Optimizing Your Resources
I don’t know any z/OS site that is not understaffed. In fact, we discuss staffing in this issue’s Frank’s Viewpoint. But regardless of the reason for this situation, it drives home the message that you need to be getting the best value from your mainframe technicians. One good example is that customer that encountered the performance issue with COBOL V5 in the previous paragraph. Using their skills and experience to detect and then address this issue delivered tangible benefits to their company. So in future issues we are going to be looking at more ways that your technicians can work smarter, spending more time on tasks that deliver value and cost savings, and less time on tasks that can be done in a more cost-effective manner.

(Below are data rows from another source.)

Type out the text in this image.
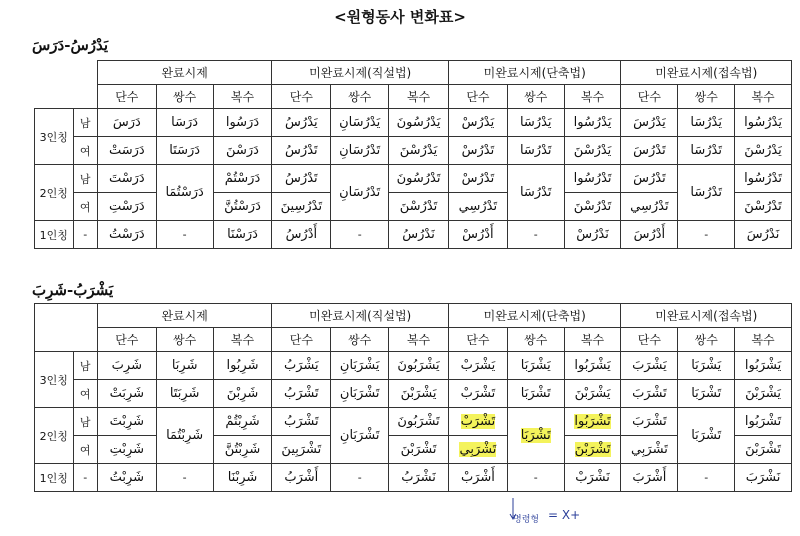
<원형동사 변화표>
دَرَسَ-يَدْرُسُ
		완료시제			미완료시제(직설법)			미완료시제(단축법)			미완료시제(접속법)		
		단수	쌍수	복수	단수	쌍수	복수	단수	쌍수	복수	단수	쌍수	복수
3인칭	남	دَرَسَ	دَرَسَا	دَرَسُوا	يَدْرُسُ	يَدْرُسَانِ	يَدْرُسُونَ	يَدْرُسْ	يَدْرُسَا	يَدْرُسُوا	يَدْرُسَ	يَدْرُسَا	يَدْرُسُوا
	여	دَرَسَتْ	دَرَسَتَا	دَرَسْنَ	تَدْرُسُ	تَدْرُسَانِ	يَدْرُسْنَ	تَدْرُسْ	تَدْرُسَا	يَدْرُسْنَ	تَدْرُسَ	تَدْرُسَا	يَدْرُسْنَ
2인칭	남	دَرَسْتَ	دَرَسْتُمَا	دَرَسْتُمْ	تَدْرُسُ	تَدْرُسَانِ	تَدْرُسُونَ	تَدْرُسْ	تَدْرُسَا	تَدْرُسُوا	تَدْرُسَ	تَدْرُسَا	تَدْرُسُوا
	여	دَرَسْتِ		دَرَسْتُنَّ	تَدْرُسِينَ		تَدْرُسْنَ	تَدْرُسِي		تَدْرُسْنَ	تَدْرُسِي		تَدْرُسْنَ
1인칭	-	دَرَسْتُ	-	دَرَسْنَا	أَدْرُسُ	-	نَدْرُسُ	أَدْرُسْ	-	نَدْرُسْ	أَدْرُسَ	-	نَدْرُسَ
شَرِبَ-يَشْرَبُ
		완료시제			미완료시제(직설법)			미완료시제(단축법)			미완료시제(접속법)		
		단수	쌍수	복수	단수	쌍수	복수	단수	쌍수	복수	단수	쌍수	복수
3인칭	남	شَرِبَ	شَرِبَا	شَرِبُوا	يَشْرَبُ	يَشْرَبَانِ	يَشْرَبُونَ	يَشْرَبْ	يَشْرَبَا	يَشْرَبُوا	يَشْرَبَ	يَشْرَبَا	يَشْرَبُوا
	여	شَرِبَتْ	شَرِبَتَا	شَرِبْنَ	تَشْرَبُ	تَشْرَبَانِ	يَشْرَبْنَ	تَشْرَبْ	تَشْرَبَا	يَشْرَبْنَ	تَشْرَبَ	تَشْرَبَا	يَشْرَبْنَ
2인칭	남	شَرِبْتَ	شَرِبْتُمَا	شَرِبْتُمْ	تَشْرَبُ	تَشْرَبَانِ	تَشْرَبُونَ	تَشْرَبْ	تَشْرَبَا	تَشْرَبُوا	تَشْرَبَ	تَشْرَبَا	تَشْرَبُوا
	여	شَرِبْتِ		شَرِبْتُنَّ	تَشْرَبِينَ		تَشْرَبْنَ	تَشْرَبِي		تَشْرَبْنَ	تَشْرَبِي		تَشْرَبْنَ
1인칭	-	شَرِبْتُ	-	شَرِبْنَا	أَشْرَبُ	-	نَشْرَبُ	أَشْرَبْ	-	نَشْرَبْ	أَشْرَبَ	-	نَشْرَبَ
명령형 = X+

A good start to this series is Neil Shah’s article about automating parts of the software maintenance process. There should be no debate about the importance of keeping your software up to date – this avoids problems that other customers have encountered, it delivers valuable (and cost-saving) new functions, and it positions you to be more agile so you can react much faster to business requirements. However, it can also be a tedious, time-consuming, and mind-numbing activity. Neil’s article shows how you can exploit enhancements in SMP/E and in IBM’s service processes to automate large portions of this activity. It takes a small time investment to set up the infrastructure, but once it is in place, it can free up many hours of your technicians’ time for more valuable work and it helps you stay abreast of critical fixes and new functions.
The Importance of Keeping Abreast of Developments
Cheryl and I attended the recent SHARE conference in Seattle. I have to say that it was one of the most enjoyable and rewarding SHAREs that I have attended in a long time. One of the hot topics of the week was security. There were a number of sessions describing real-life cases of mainframes being hacked into. It was enough to make any CIO go pale. The interesting thing was that many of the cases were process problems rather than technical problems (bugs). And that reinforced something that a number of us have been discussing recently – that z/OS is not automatically the most secure platform. It is, in the words of a recent Redbooks security paper, ‘the most securable platform’. In other words, standard z/OS cannot protect you from things like users that set their passwords to be the same as their userids. However it does give you the tools to stop people from doing this – but you have to exploit those tools.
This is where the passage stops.